The other sensory stuff, smell, etc. Well, everyone who knows me, knows I don’t smell so good. Either way. Often. So, olfactory senses in my writing? Limited to extremes: B.S., baby poo, other extreme scents.
I wanted All Is Silence to be as realistic as possible. Set 5 years in the future, an “End of the world as we Know it” pandemic has killed off most of humanity.
Since the second novel, Straight Into Darkness, is set almost completely in Utah, I decided that I needed more than Google Earth and 38 year old memories. When the opportunity came up to have All Is Silence displayed at the American Library Association conference in Las Vegas, I thought, “Road Trip.” After A.L.A. we packed up our gutless rental mini-SUV Chevy Captiva and headed north on I-15, The Veteran’s Memorial Highway.
We spent about 40 hours in and around Provo, saw a dam I might blow, was inspired to start a revolution at Sammy’s burger joint, and got a few ideas for cover art. In addition, we drove the route I have Lizzie taking on foot at the beginning of Straight Into Darkness. We also got to see Camp Williams and the NSA Data center, both key settings in the book.
There is no replacement for being in a place and getting to know it. When we were in Provo, we drove up to a lookout that I was hoping might be perfect for watching a battle going on down below. Nope. Can’t see hardly anything from there.

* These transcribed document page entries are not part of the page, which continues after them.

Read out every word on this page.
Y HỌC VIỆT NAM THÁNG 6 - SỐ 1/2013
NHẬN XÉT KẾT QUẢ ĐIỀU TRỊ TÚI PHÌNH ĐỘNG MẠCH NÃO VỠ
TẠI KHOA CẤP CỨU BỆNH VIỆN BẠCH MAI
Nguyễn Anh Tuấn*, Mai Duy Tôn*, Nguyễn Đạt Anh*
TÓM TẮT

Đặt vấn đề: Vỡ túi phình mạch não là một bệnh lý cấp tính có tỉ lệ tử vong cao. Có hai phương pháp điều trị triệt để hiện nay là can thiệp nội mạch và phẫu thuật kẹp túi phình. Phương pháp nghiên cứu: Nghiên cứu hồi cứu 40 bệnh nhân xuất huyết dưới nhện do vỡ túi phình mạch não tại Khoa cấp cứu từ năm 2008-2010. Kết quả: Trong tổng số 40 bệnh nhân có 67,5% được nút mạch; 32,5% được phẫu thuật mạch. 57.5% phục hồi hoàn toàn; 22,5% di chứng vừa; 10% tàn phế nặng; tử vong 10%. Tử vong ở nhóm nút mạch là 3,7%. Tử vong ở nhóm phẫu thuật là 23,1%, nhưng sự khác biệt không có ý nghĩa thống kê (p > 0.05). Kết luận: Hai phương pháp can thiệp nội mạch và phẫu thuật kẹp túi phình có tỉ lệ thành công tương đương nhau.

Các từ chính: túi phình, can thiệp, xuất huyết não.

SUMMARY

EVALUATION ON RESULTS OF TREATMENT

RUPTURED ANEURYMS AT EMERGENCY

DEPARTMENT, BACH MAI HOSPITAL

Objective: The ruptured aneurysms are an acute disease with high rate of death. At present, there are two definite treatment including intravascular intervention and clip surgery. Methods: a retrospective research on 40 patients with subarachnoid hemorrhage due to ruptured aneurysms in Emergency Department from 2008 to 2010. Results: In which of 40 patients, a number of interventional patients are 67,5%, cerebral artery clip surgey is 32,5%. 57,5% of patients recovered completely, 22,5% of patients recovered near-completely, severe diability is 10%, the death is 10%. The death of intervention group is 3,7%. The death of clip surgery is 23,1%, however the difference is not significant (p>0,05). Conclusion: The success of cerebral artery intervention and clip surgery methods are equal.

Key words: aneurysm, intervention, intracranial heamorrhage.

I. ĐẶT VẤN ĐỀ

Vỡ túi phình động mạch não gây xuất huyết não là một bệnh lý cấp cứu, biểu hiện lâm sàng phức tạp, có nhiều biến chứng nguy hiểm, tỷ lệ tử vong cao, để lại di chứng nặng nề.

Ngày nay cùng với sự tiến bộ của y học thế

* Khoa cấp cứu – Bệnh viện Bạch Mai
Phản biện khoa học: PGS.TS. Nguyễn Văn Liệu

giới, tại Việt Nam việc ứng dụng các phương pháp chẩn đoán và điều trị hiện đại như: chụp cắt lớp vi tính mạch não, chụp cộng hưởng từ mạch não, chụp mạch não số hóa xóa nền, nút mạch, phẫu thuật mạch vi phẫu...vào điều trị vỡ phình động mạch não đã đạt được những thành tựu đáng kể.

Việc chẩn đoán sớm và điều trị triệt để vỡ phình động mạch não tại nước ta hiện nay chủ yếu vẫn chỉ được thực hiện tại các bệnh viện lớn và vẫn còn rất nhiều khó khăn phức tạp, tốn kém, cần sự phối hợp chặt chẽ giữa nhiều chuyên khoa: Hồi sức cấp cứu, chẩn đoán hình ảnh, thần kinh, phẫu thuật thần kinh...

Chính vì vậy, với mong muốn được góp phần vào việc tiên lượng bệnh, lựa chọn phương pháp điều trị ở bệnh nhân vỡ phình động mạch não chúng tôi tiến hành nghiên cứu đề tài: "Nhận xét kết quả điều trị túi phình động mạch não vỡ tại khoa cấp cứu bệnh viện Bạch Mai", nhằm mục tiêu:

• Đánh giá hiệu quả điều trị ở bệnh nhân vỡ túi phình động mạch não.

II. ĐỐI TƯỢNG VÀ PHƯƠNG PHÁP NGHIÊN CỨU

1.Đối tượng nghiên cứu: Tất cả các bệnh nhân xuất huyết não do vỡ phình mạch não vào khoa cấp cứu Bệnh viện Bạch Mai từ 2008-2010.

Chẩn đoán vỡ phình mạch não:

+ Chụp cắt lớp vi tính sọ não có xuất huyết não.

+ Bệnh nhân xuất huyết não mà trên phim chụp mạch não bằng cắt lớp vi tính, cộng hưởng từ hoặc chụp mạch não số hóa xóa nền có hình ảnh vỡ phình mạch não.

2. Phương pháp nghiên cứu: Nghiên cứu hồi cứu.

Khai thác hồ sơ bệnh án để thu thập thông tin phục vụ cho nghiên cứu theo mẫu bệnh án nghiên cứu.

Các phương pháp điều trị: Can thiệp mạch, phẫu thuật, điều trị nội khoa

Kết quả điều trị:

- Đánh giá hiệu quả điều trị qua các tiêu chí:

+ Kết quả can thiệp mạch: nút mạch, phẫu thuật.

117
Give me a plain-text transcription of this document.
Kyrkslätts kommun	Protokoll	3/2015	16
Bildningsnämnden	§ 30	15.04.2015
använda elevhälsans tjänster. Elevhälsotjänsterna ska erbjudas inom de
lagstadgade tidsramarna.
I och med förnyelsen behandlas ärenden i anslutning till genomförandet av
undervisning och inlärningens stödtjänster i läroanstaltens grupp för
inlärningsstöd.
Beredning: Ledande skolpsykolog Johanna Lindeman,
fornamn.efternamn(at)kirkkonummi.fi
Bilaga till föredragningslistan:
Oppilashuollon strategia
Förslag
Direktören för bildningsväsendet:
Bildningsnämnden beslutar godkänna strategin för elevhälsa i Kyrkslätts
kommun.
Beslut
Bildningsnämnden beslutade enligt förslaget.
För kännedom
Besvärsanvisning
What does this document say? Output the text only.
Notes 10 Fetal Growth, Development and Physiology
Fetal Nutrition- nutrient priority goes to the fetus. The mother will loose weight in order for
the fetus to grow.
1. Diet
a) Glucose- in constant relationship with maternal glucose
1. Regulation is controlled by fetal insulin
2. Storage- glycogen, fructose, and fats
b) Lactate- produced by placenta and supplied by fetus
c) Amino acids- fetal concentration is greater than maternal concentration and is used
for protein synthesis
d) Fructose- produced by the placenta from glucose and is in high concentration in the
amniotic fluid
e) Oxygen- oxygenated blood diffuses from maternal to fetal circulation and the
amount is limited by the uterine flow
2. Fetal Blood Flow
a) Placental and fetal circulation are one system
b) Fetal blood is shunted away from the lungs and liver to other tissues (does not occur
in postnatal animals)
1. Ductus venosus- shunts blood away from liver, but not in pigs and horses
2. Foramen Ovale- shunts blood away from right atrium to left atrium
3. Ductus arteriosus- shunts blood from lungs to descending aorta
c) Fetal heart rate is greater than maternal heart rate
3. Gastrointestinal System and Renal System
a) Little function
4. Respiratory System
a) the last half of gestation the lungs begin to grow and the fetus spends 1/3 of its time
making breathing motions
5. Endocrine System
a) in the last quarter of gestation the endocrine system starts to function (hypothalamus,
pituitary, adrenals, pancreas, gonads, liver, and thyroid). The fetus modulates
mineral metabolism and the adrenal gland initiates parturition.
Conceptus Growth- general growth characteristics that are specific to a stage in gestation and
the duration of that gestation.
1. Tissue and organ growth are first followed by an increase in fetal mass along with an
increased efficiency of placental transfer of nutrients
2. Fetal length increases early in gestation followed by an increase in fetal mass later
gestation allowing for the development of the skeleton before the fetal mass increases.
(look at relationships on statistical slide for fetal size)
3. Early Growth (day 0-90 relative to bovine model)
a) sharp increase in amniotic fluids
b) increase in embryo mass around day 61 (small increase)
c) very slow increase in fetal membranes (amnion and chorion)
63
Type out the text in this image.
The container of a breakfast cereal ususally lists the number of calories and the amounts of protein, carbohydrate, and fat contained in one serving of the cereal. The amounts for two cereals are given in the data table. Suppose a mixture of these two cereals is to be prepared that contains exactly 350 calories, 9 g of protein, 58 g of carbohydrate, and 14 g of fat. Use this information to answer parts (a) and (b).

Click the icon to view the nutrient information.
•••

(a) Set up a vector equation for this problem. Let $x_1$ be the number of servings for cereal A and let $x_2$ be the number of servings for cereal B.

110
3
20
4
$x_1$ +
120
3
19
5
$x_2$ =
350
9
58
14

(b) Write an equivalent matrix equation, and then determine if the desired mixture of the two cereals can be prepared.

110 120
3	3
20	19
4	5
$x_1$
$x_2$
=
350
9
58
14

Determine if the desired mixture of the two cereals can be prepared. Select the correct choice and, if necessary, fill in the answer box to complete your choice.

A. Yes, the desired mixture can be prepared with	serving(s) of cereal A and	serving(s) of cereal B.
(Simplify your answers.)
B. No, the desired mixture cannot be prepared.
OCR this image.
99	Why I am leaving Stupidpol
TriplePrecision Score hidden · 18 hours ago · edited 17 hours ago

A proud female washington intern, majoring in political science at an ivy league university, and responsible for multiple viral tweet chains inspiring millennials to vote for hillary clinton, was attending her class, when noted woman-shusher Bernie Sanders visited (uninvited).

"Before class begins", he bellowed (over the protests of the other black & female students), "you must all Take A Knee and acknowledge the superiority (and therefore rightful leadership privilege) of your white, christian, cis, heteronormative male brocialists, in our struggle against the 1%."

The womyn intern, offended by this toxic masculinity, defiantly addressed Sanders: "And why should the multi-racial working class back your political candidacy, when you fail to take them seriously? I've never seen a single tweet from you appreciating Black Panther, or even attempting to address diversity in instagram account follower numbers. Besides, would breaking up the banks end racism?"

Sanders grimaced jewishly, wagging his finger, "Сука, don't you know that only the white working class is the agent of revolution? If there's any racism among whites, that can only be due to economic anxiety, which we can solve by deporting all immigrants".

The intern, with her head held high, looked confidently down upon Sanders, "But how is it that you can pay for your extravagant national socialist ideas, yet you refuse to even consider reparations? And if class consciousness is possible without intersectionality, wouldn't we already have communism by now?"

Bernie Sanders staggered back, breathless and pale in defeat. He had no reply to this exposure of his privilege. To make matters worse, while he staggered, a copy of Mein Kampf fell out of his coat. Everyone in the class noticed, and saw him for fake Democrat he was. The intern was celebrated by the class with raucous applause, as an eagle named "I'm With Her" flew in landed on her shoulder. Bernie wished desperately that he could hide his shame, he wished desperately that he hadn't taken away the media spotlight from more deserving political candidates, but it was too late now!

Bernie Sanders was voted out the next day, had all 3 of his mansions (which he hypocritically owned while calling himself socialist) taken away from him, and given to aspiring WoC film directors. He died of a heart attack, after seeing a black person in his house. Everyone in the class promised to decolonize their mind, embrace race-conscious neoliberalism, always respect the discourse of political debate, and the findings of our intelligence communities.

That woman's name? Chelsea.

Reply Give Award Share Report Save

At some point one does have to let go of reality and stretch the leaf spring of disbelief. As I used to say as a theatrical director, if the audience is noticing costuming errors like the wrong era shoes, the actors are not doing their job. If I’m not doing my job as an author some of the liberties I take with reality might jump out, but if I am doing my job of pulling people into my universe, they will forgive me those minor adjustments to the way things really are. And who knows, maybe the movie theater in All Is Silence that closed down as soon as the book was released might reopen. If not the fiction is in an alternate reality, just as it should be.
Write on. Read on.
Growing up in the Pacific Northwest, Robert L. Slater wanted to be an astronaut or a rock star. At 42, he gave up those dreams to become a writer of science fiction and fantasy, where he can pretend to be both.
Like some of his characters, he has a propensity for speaking in lines from 80s movies, drinking Mountain Dew and eating pizza. He loves music as a listener, a zealous fan, a guitar player, and a singer/songwriter.
After nearly 20 years as a schoolteacher, and 35 as a teenager, he is beginning to have a hint of insight into young-adulthood. He has been in that hood a long time!